Indiana marks a return to Arden's history of staging literary adaptations. It is the 15th adaptation in Arden's nine year history, and the first novel since the 1994 box office hit Ellen Foster. Posner discovered Third and Indiana while listening to a National Public Radio interview/call-in show with author Lopez. Posner says, "Everyone who called in seemed to have such strong feelings about the book, both positive and negative. ...It seemed worth pursuing as a stage adaptation."

Arden's production makes extensive use of multi-media equipment to elicit the urban pace and beat of the 'hoods. Sound effects and video monitors are used on stage, and the Arden collaborated with local TV news stations to create news reports and 8mm black and white footage of scenes that take place on location throughout the city. Through all the stage activity, the message of the book remains intact. Posner says, "The underlying meanings and issues of the book have been my constant guide.
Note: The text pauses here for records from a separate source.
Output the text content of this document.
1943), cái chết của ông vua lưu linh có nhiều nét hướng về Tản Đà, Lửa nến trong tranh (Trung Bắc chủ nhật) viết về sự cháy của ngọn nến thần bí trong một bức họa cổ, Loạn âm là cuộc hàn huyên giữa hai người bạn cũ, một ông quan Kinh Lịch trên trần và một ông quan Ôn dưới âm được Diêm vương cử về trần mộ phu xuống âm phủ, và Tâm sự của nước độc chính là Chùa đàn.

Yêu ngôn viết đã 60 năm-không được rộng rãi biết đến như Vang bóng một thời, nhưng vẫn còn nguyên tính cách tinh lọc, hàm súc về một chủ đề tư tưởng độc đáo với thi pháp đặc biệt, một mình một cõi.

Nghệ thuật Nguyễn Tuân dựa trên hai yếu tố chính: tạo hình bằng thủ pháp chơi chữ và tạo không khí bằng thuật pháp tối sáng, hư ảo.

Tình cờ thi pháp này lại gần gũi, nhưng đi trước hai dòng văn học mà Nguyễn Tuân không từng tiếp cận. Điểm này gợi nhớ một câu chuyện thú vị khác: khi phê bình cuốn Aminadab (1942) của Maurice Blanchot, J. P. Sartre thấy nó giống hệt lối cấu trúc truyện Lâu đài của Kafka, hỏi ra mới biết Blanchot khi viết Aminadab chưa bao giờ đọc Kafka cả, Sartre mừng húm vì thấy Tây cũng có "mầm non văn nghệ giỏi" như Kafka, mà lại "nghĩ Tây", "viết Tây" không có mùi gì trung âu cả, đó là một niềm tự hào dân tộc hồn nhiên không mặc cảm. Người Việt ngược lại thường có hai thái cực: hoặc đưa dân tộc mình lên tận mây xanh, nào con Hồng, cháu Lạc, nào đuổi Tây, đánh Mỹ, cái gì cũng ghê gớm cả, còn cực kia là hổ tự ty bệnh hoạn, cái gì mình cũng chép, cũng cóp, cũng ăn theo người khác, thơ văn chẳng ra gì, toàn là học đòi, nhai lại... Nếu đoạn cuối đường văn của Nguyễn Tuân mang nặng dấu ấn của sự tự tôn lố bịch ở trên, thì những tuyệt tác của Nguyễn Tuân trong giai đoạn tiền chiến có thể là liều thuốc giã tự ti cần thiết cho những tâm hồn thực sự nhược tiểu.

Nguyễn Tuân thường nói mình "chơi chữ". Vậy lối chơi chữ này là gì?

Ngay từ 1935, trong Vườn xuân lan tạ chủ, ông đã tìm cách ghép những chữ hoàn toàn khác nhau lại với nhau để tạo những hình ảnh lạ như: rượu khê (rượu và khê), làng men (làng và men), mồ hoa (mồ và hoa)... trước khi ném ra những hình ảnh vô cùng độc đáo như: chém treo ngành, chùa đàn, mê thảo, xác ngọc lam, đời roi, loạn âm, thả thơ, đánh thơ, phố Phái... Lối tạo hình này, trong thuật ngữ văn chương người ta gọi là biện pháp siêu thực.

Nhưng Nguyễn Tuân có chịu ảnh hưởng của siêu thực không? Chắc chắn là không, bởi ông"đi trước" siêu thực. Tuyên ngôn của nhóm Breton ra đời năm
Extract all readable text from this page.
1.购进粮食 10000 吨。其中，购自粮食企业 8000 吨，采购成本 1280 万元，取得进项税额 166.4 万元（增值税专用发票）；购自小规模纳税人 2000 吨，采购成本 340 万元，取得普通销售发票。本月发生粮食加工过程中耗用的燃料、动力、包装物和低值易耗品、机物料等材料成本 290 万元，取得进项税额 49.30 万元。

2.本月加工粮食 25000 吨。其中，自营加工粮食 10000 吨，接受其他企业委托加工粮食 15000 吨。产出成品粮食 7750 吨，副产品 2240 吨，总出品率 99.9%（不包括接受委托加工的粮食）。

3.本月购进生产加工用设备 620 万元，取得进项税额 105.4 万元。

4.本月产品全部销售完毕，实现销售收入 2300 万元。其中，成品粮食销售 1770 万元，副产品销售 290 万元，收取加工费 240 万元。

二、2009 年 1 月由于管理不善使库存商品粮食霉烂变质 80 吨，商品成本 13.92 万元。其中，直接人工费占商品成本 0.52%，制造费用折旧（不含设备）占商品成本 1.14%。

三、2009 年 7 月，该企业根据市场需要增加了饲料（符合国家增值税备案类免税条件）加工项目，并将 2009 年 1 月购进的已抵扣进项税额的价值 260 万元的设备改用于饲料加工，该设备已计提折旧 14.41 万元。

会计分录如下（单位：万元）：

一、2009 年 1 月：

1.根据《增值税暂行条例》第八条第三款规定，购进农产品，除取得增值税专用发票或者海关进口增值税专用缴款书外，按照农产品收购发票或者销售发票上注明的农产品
The play is different from the novel, but instantly recognizable."

In fact, Posner was adamant about keeping the language close to the book, even despite the moral pull to keep expletives off the stages. Posner says, "Authenticity seems to me essential to tell this story honestly, and we have tried to bring authenticity onto our stage in as many ways as possible." He employed high school student Gray, who submitted a play to Posner last season after seeing Arden's Henry V, to ensure that the dialogue was true to life. "I knew I needed someone to help bring authenticity to the voices of the young, urban kids of the story. . . Bernard's input has been invaluable in making these voices come alive."
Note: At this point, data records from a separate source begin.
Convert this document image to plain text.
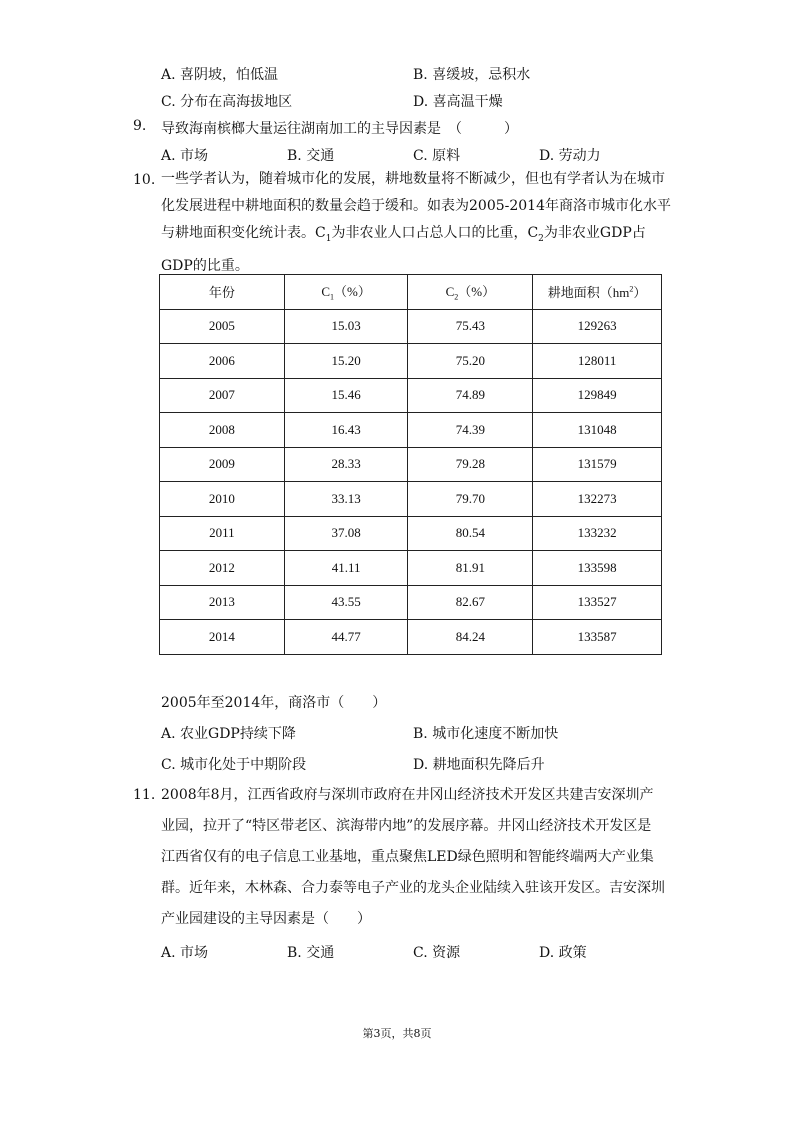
A. 喜阴坡，怕低温	B. 喜缓坡，忌积水
C. 分布在高海拔地区	D. 喜高温干燥
9. 导致海南槟榔大量运往湖南加工的主导因素是　（　　　）
A. 市场	B. 交通	C. 原料	D. 劳动力
10. 一些学者认为，随着城市化的发展，耕地数量将不断减少，但也有学者认为在城市
化发展进程中耕地面积的数量会趋于缓和。如表为2005-2014年商洛市城市化水平
与耕地面积变化统计表。$C_1$为非农业人口占总人口的比重，$C_2$为非农业GDP占
GDP的比重。
年份	$C_1(\%)$	$C_2(\%)$	耕地面积$(hm^2)$
2005	15.03	75.43	129263
2006	15.20	75.20	128011
2007	15.46	74.89	129849
2008	16.43	74.39	131048
2009	28.33	79.28	131579
2010	33.13	79.70	132273
2011	37.08	80.54	133232
2012	41.11	81.91	133598
2013	43.55	82.67	133527
2014	44.77	84.24	133587
2005年至2014年，商洛市（　　）
A. 农业GDP持续下降	B. 城市化速度不断加快
C. 城市化处于中期阶段	D. 耕地面积先降后升
11. 2008年8月，江西省政府与深圳市政府在井冈山经济技术开发区共建吉安深圳产
业园，拉开了“特区带老区、滨海带内地”的发展序幕。井冈山经济技术开发区是
江西省仅有的电子信息工业基地，重点聚焦LED绿色照明和智能终端两大产业集
群。近年来，木林森、合力泰等电子产业的龙头企业陆续入驻该开发区。吉安深圳
产业园建设的主导因素是（　　）
A. 市场	B. 交通	C. 资源	D. 政策
第3页，共8页
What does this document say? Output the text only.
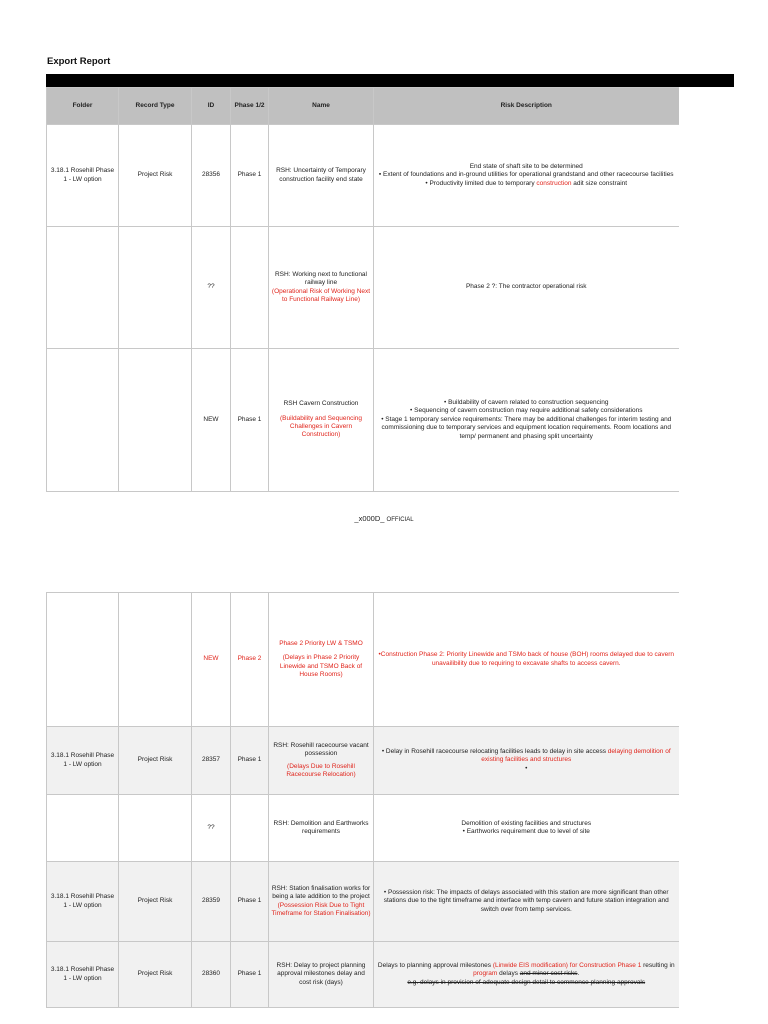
Export Report
Folder	Record Type	ID	Phase 1/2	Name	Risk Description
3.18.1 Rosehill Phase 1 - LW option	Project Risk	28356	Phase 1	RSH: Uncertainty of Temporary construction facility end state	End state of shaft site to be determined
▪ Extent of foundations and in-ground utilities for operational grandstand and other racecourse facilities
• Productivity limited due to temporary construction adit size constraint

		??		RSH: Working next to functional railway line
(Operational Risk of Working Next to Functional Railway Line)	Phase 2 ?: The contractor operational risk
		NEW	Phase 1	RSH Cavern Construction
(Buildability and Sequencing Challenges in Cavern Construction)	• Buildability of cavern related to construction sequencing
• Sequencing of cavern construction may require additional safety considerations
• Stage 1 temporary service requirements: There may be additional challenges for interim testing and commissioning due to temporary services and equipment location requirements. Room locations and temp/ permanent and phasing split uncertainty
_x000D_ OFFICIAL
		NEW	Phase 2	Phase 2 Priority LW & TSMO
(Delays in Phase 2 Priority Linewide and TSMO Back of House Rooms)	•Construction Phase 2: Priority Linewide and TSMo back of house (BOH) rooms delayed due to cavern unavailibility due to requiring to excavate shafts to access cavern.
3.18.1 Rosehill Phase 1 - LW option	Project Risk	28357	Phase 1	RSH: Rosehill racecourse vacant possession
(Delays Due to Rosehill Racecourse Relocation)	• Delay in Rosehill racecourse relocating facilities leads to delay in site access delaying demolition of existing facilities and structures
•

		??		RSH: Demolition and Earthworks requirements	Demolition of existing facilities and structures
• Earthworks requirement due to level of site

3.18.1 Rosehill Phase 1 - LW option	Project Risk	28359	Phase 1	RSH: Station finalisation works for being a late addition to the project
(Possession Risk Due to Tight Timeframe for Station Finalisation)	• Possession risk: The impacts of delays associated with this station are more significant than other stations due to the tight timeframe and interface with temp cavern and future station integration and switch over from temp services.
3.18.1 Rosehill Phase 1 - LW option	Project Risk	28360	Phase 1	RSH: Delay to project planning approval milestones delay and cost risk (days)	Delays to planning approval milestones (Linwide EIS modification) for Construction Phase 1 resulting in program delays and minor cost risks.
e.g. delays in provision of adequate design detail to commence planning approvals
The cast includes four high-school students, three of which are seniors at the Creative and Performing Arts High School, CAPA.

Steve Lopez now writes for Time, Inc., as a columnist and writer-at-large. He spent 12 years as a columnist for Philadelphia Inquirer, and a collection of his columns, Land of the Giants was published in 1996. Lopez has received the H.L. Mencken Award, the Ernie Pyle Award for Human Interest in Writing, and a National Headlines Award for Column writing. His new book, The Sunday Macaroni Club, will be published in June by Harcourt Brace and Company.